The same background, the same half-light tarnishing them as when I first saw them together. Amy and her lover were seated beside each other, not far from me.

They seemed to have been talking for some time already.

She was sitting behind him, on the sofa, concealed by the shadow of the evening and the shadow of the man. He was bending over, pale and vaguely outlined, with his hands on his knees.

The night was still cloaked in the grey silken softness of evening. Soon it would cast off this mantle and appear in all its bare darkness. It was coming on them like an incurable illness. They seemed to have a presentiment of it and sought refuge from the fatal shadows in talking and thinking of other things.

They talked apathetically about this and that. I heard the names of places and people. They mentioned a railway station, a public walk, a florist.

All at once she stopped and hid her face in her hands.

He took her wrists, with a sad slowness that showed how much he was used to these spells, and spoke to her without knowing what to say, stammering and drawing as close as he could to her.

"Why are you crying? Tell me why you are crying."

She did not answer. Then she took her hands away from her eyes and looked at him.

"Why? Do I know? Tears are not words."

. . . . .


I watched her cry--drown herself in a flood of tears. It is a great thing to be in the presence of a rational being who cries. A weak, broken creature shedding tears makes the same impression as an all- powerful god to whom one prays. In her weakness and defeat Amy was above human power.

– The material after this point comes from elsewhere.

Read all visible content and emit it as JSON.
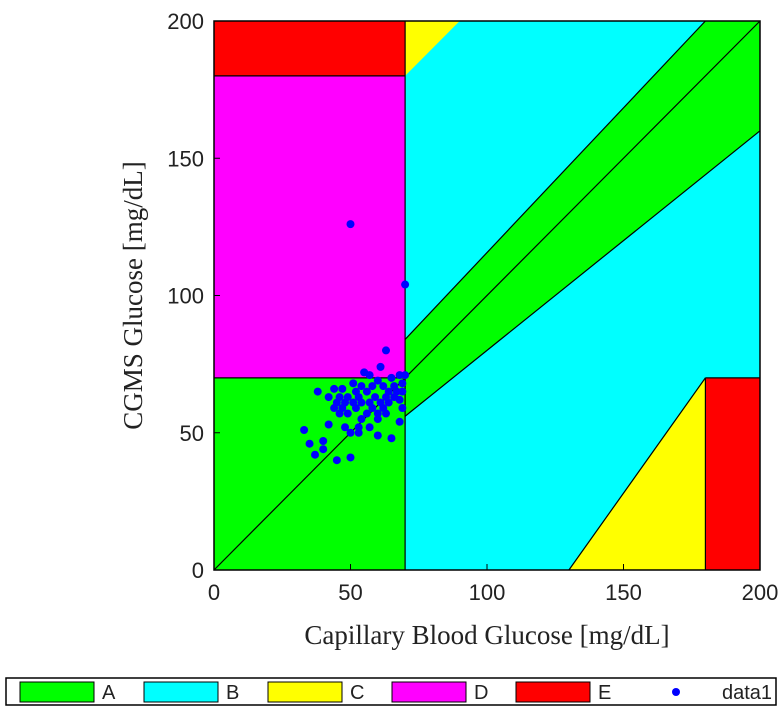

A kind of superstitious admiration seized me before this woman's face bathed from an inexhaustible source, this face sincere and truthful.

. . . . .


She stopped crying and lifted her head. Without his questioning her again she said:

"I am crying because one is alone.

"One cannot get away from one's self. One cannot even confess anything. One is alone. And then everything passes, everything changes, everything takes flight, and as soon as everything takes flight one is alone. There are times when I see this better than at other times. And then I cannot help crying."

She was getting sadder and sadder, but then she had a little access of pride, and I saw a smile gently stir her veil of melancholy.

"I am more sensitive than other people. Things that other people would not notice awaken a distinct echo in me, and in such moments of lucidity, when I look at myself, I see that I am alone, all alone, all alone."